My old friend Cleotus Allegood dropped by the house during the weekend, plopped down onto the couch and moaned, “I’ve got woman troubles.”
“Isn’t that what you say every time I see you?” I asked.
“I see you every week or two, so, yeah, that sounds about right,” he said. “You know my girlfriend. A lovely woman. But Halloween is coming up, and she’s wanting me to dress up for this party we’ve been invited to.”
“That sounds like fun,” I said.
“You’d think so, wouldn’t you? But I haven’t gone out of the house dressed up since my mama’s wedding,” Cleotus said. “I’m not very creative in that regard. If I were to step out without my jeans, T-shirt and cap, I would feel naked.”
I asked whether he had any ideas for a costume. He whipped out a piece of paper from his pocket and slowly read from it.
“She has some options. For example, she has all these politicians, starting with President Obama. All I know about him is that ever since some people first laid eyes on him, they’ve been against his politics. We don’t favor except for the ears.”

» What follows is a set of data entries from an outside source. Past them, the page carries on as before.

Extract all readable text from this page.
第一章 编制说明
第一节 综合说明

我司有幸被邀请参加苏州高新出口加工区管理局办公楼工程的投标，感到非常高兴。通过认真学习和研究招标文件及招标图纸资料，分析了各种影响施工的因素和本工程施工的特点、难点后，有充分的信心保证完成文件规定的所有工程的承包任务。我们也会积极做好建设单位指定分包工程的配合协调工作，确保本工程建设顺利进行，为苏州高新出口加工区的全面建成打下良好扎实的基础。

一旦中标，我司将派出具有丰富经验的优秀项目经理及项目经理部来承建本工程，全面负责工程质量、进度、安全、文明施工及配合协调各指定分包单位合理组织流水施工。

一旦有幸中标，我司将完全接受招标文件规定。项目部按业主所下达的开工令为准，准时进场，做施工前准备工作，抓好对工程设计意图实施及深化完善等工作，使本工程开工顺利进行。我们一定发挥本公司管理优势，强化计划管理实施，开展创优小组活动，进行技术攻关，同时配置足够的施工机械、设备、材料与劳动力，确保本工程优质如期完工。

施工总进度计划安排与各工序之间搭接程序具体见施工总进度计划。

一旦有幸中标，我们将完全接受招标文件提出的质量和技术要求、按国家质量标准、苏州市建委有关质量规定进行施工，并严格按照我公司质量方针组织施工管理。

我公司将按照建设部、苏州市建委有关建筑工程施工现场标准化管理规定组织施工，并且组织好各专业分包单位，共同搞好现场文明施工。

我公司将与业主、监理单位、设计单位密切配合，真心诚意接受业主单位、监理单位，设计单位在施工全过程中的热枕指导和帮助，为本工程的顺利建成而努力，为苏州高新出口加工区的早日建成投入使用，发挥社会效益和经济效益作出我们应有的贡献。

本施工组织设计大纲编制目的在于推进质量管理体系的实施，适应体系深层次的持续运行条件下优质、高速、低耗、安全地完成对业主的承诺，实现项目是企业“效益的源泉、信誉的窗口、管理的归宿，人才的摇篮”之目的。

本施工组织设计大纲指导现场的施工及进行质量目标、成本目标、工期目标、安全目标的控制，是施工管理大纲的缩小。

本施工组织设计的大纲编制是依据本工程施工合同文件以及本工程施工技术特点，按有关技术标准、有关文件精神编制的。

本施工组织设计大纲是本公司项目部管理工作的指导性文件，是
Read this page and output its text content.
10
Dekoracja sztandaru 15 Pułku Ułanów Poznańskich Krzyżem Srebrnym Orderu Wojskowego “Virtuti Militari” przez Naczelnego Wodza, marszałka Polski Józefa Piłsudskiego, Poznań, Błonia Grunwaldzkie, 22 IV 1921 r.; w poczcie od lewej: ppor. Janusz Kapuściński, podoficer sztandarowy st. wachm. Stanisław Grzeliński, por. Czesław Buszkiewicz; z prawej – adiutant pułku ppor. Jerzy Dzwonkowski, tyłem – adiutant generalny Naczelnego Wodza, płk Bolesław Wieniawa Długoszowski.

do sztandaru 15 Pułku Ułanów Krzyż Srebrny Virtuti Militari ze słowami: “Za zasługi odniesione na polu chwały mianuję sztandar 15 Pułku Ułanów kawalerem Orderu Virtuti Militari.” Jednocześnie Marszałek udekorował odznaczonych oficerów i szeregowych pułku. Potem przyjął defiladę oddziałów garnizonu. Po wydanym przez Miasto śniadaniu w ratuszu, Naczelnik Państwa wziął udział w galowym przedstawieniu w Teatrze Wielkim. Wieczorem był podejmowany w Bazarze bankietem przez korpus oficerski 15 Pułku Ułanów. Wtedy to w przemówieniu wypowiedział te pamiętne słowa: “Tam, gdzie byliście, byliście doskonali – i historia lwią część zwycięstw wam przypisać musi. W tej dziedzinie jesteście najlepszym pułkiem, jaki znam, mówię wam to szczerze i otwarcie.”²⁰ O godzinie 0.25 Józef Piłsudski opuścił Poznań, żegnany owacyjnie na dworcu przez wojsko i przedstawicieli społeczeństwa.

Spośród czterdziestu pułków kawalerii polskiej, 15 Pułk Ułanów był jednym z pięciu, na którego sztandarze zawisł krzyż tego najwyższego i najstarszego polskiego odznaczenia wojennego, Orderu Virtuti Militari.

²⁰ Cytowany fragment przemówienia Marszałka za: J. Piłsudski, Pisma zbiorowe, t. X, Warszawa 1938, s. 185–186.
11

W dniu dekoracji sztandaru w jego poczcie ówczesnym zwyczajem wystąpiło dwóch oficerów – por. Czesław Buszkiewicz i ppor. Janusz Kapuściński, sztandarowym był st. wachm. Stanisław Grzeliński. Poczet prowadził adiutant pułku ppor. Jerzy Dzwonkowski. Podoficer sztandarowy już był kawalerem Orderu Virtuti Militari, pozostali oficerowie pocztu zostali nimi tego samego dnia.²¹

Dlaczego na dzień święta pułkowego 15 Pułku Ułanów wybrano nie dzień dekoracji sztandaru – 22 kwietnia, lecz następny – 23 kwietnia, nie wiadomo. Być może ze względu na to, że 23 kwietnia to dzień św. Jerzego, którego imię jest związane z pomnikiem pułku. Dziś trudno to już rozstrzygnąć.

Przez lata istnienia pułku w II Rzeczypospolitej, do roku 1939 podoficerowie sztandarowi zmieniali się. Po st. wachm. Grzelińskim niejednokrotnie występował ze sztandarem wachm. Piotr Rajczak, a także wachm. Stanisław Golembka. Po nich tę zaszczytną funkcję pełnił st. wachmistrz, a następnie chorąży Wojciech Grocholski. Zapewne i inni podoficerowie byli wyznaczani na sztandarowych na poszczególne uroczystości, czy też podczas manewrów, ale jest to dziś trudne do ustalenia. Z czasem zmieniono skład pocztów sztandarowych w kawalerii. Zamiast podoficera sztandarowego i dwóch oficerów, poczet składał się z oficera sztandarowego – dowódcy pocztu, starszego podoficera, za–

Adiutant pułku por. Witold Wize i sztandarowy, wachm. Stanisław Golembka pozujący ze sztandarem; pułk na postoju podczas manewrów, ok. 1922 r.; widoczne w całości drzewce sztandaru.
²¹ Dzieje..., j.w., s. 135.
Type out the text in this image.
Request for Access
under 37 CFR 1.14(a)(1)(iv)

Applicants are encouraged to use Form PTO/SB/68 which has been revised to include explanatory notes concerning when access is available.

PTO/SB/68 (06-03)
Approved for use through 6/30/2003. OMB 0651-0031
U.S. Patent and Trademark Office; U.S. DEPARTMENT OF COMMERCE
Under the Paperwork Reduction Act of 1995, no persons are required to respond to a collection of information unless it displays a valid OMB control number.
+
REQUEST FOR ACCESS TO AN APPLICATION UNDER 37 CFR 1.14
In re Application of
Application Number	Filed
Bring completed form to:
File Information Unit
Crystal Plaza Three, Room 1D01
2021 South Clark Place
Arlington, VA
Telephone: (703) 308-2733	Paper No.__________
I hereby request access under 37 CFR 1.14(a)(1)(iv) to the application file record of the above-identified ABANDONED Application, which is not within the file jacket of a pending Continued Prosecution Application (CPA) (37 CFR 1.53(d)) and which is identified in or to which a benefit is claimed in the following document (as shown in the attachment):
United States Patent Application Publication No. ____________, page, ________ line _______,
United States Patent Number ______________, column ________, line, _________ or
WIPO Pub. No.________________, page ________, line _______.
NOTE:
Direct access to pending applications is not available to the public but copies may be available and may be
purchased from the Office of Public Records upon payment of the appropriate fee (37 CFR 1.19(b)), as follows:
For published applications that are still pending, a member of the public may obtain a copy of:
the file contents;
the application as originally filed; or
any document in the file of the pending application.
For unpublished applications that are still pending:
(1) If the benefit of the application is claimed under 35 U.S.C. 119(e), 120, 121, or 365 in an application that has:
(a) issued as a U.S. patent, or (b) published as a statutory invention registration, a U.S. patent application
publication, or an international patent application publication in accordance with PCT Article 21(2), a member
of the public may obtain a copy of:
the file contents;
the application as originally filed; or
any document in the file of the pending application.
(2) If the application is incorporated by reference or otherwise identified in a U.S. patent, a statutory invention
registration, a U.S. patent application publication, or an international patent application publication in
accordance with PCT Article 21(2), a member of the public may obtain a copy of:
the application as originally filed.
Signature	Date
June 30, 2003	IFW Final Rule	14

“How about Mitt Romney then?”
“Yeah, she says I could wear a shirt that says ‘47%,’ but I’m not sure what she means. I’d be lucky to pull off 25 percent the way my life is going.”
“OK, what else you got?”
“She says I could show up at the party waving a pistol and a rifle around, pretending to be our congressman,” he said.
“That might be the end of the party.”
“Yeah, and I can’t be caught with no more guns. Or she says I could be his challenger and just not show up at all, but then where would I be?”
“Somewhere else?” I offered. “Keep reading.”
“Well, she lists this other Georgia congressman. He serves on a science committee in Washington but apparently doesn’t believe in science. I don’t know what to do with that.”
“Maybe you could show up at the party without a science book,” I said.
“I’d just hate to be the only one, though,” Cleotus said. “Here’s one: She says, ‘Be a sad, pathetic clown.’ ”
“Oh, a member of PETA, eh?” I guessed.
“Evidently,” he said. “I don’t know what they do, but I kind of like their bread – even if it’s always flat.”
I recommended that Cleotus see what his girlfriend wears and follow suit.
“I would – if she wore a suit,” he said. “But she’s planning to wear a slip that has expressions all over it: ‘Oedipus complex’ and ‘superego’ and ‘sublimation.’ She calls it a ‘Freudian slip.’ I don’t get to the mall much, so I don’t know this Freudian store. I offered to buy her a new slip from Sears, but she declined.”
The list was exhausted, and so were we.
“Why don’t you just be yourself?” I finally told him.
“That’s what Mama always said,” Cleotus replied, standing up. “And she’s one woman I never had any trouble with.”